# Minimum Temp for Cold Smoking Cheese



## smoking4fun

Is there a minimum temperature for effective cold-smoking some cheese?  I went out to smoke a load (~13 lbs) of various cheese and butter - and when the butter went in, it was room temperature (slightly melted), but when I took it out after an hour in the cold-smoker, it was nearly frozen.  I'm not sure how much smoke it picked up in that hour, especially because it solidified as it cooled from room temperature DURING the smoke.  Also, my cheese does not look like it picked up any color after nearly 4 hours.  The outside temp started about 43 degrees and when I pulled the cheese, it was down to about 35 degrees. 

Since I won't really know how much smoke the cheese/butter actually got during the smoke today, it's hard for me to answer my question - but does anyone else have any thoughts on whether cold temperatures make the adherance of the smoke more difficult at low temperatures?


----------



## chef jimmyj

Above freezing works but may require more time. Take a taste and smoke longer if too mild...JJ


----------



## driedstick

I have been going by color lately and not time,,,cold weather will take longer to get a good smoke on the cheese. 
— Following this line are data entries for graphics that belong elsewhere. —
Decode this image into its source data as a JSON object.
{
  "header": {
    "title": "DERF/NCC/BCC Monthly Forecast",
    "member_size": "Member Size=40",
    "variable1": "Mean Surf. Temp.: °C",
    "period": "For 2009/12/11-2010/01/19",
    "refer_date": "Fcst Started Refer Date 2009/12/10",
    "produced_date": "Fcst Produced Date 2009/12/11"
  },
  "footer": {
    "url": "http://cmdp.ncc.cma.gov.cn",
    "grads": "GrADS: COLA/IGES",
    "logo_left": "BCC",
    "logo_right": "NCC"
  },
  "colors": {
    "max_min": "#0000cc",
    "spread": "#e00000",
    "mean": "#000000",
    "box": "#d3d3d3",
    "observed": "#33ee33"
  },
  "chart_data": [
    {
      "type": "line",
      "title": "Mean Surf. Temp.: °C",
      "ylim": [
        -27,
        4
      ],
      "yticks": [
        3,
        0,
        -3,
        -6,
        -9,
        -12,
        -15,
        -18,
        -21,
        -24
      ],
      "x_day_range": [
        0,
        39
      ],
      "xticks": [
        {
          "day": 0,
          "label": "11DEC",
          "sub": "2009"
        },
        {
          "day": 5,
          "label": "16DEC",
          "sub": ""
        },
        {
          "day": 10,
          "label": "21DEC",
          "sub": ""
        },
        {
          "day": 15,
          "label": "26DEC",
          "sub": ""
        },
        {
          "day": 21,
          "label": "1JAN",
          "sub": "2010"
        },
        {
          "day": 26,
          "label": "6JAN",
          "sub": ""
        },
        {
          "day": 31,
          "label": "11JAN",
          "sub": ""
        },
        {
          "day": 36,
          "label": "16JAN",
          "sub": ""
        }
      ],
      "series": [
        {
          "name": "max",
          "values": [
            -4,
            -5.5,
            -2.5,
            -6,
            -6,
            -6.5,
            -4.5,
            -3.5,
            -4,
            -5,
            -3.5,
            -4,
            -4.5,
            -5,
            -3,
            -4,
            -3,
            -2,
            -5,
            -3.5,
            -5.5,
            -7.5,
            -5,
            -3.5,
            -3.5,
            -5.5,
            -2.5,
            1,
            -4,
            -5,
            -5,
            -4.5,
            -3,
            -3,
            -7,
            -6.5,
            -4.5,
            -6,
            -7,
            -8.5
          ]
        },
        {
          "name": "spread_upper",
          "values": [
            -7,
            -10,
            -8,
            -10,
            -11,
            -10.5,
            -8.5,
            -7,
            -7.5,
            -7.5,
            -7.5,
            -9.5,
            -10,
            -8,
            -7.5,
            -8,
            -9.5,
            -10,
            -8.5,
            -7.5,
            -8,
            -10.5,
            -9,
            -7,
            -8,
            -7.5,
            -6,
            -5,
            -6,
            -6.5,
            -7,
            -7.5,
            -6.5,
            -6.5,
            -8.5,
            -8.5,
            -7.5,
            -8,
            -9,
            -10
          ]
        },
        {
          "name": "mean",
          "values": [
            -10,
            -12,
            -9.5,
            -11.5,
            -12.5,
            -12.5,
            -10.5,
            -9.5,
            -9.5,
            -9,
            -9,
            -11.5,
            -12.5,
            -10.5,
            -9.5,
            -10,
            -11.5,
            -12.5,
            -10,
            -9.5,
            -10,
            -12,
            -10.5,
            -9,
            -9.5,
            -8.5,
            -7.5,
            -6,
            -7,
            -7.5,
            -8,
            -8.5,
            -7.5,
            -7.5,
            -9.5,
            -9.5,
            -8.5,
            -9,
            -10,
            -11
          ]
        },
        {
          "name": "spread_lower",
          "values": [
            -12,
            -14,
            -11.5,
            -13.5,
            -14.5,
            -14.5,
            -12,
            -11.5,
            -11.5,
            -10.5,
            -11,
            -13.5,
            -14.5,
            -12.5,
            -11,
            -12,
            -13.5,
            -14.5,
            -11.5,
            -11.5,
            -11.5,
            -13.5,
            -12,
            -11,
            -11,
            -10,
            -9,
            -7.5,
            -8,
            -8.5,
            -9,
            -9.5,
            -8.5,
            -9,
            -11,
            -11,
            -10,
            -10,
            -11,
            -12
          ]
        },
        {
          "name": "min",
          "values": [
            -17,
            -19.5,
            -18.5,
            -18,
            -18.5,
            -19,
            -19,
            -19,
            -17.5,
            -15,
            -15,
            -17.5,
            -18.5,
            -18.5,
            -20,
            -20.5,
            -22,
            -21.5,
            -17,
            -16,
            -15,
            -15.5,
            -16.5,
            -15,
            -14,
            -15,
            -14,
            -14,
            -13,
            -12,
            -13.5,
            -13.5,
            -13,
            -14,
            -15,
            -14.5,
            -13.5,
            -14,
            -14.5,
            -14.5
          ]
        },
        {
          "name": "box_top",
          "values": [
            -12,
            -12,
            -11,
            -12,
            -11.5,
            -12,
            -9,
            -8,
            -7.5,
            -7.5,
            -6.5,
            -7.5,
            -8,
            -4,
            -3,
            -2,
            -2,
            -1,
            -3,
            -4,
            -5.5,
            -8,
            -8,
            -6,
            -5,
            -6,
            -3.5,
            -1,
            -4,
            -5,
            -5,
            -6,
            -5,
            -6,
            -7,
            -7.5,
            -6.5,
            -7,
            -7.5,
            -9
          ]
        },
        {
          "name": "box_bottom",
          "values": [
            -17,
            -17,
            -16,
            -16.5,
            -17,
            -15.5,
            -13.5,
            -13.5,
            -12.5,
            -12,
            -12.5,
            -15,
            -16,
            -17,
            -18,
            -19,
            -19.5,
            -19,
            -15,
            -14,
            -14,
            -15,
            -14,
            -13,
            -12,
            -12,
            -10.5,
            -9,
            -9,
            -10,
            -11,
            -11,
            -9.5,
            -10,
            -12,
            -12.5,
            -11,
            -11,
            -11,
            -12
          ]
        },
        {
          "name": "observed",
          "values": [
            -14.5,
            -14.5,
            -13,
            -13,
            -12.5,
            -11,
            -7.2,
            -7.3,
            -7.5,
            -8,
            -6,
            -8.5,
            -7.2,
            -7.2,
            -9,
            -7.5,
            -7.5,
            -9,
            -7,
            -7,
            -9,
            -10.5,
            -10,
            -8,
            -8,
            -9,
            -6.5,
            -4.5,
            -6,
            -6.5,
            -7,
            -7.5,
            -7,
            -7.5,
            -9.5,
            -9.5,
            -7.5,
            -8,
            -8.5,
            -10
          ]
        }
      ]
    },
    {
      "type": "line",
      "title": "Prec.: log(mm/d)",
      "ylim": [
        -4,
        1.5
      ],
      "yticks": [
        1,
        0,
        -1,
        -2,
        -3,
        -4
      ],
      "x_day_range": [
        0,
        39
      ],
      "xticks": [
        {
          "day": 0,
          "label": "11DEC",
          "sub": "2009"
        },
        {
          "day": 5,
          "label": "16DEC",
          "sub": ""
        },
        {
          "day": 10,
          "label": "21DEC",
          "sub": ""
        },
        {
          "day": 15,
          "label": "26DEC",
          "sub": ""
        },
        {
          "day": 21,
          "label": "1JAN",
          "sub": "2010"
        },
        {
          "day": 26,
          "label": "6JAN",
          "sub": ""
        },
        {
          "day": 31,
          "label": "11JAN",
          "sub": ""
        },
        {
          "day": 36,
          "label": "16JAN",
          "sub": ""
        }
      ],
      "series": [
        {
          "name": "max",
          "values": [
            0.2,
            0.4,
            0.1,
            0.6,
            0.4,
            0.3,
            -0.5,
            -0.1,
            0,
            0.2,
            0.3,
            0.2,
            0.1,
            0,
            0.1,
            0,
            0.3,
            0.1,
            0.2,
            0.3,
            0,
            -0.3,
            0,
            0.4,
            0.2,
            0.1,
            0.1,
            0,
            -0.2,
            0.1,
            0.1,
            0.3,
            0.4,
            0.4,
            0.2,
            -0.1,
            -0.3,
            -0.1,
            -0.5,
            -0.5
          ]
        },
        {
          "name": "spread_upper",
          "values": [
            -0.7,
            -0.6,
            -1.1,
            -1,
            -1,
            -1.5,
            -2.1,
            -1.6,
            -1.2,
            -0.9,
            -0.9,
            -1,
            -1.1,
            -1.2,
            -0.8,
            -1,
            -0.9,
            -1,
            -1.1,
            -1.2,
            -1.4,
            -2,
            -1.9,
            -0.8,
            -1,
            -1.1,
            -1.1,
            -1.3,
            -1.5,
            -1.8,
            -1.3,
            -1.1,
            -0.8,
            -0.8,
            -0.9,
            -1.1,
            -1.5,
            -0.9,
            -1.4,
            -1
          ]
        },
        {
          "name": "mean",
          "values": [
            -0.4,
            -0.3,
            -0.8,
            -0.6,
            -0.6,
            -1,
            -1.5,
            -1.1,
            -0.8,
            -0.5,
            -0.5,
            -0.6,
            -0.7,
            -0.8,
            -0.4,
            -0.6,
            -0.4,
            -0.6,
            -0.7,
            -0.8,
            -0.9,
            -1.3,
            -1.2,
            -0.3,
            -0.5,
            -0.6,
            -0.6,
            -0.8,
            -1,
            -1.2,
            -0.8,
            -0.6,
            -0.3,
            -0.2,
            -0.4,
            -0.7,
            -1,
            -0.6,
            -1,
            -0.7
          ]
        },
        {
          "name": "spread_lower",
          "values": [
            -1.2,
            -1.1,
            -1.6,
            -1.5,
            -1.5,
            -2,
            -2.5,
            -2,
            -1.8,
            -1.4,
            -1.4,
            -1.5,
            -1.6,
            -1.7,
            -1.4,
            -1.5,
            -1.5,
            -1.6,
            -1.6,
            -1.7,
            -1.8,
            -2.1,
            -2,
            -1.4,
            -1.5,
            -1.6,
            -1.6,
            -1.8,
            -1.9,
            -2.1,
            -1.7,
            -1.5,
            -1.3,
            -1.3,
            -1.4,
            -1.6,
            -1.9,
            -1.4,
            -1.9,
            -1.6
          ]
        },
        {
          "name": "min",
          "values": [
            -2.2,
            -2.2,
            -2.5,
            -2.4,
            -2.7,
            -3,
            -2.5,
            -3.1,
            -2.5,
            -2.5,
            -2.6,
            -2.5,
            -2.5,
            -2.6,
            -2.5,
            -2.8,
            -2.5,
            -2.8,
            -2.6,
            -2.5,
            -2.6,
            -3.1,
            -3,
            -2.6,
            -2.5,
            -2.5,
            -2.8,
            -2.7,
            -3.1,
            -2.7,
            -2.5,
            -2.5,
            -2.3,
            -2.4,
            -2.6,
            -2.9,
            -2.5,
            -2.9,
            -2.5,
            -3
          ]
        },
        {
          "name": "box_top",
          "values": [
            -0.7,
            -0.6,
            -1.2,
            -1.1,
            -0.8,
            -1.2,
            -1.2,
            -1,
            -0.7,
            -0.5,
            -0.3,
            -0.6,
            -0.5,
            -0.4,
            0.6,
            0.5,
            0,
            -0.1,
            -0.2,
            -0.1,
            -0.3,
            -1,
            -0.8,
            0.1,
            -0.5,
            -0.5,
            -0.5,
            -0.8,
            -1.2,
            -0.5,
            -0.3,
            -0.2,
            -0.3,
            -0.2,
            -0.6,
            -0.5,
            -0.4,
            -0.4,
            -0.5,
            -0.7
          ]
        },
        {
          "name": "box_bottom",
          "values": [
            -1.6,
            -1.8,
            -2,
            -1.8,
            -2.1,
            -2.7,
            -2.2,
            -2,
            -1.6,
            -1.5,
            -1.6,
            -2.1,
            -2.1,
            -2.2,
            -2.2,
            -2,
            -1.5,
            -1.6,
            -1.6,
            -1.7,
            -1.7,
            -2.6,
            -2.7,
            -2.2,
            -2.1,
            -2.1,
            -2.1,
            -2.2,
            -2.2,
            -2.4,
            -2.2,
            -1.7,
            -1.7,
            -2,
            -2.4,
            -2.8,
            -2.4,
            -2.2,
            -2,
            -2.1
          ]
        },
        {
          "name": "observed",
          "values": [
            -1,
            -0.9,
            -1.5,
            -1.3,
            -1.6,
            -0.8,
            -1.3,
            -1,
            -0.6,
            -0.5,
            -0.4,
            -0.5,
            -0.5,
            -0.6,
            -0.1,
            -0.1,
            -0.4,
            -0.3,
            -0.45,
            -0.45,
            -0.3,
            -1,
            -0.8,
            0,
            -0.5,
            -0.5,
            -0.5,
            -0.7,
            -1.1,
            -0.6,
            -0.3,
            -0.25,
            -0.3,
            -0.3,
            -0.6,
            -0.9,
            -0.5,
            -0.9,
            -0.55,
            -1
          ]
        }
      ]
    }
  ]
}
Good luck and let us know 

A full smoker is a happy smoker

DS


----------



## dirtsailor2003

I try and keep my smoker above 40 when smoking cheese. Doesn't always work that way though. As the others mentioned it takes longer when it's colder.


----------



## oregon smoker

I learned a hard lesson last winter with cold.

it got down into the low 20's and after a long extended smoke only the bottom row of cheese had a hint of color or flavor. I let them rest and there was not much change. I then put them in or another smoke and it was also cold, what I found was since it was so cold the smoke generated with amps did not rise in the smoker but layed there and flowed out varius holes etc at the bottom third of the smoker box. once I fired off the burner and got internal box temps up to 50 + degrees and the smoked started flowing correctly (go figure) and then had a sucsessful smoke.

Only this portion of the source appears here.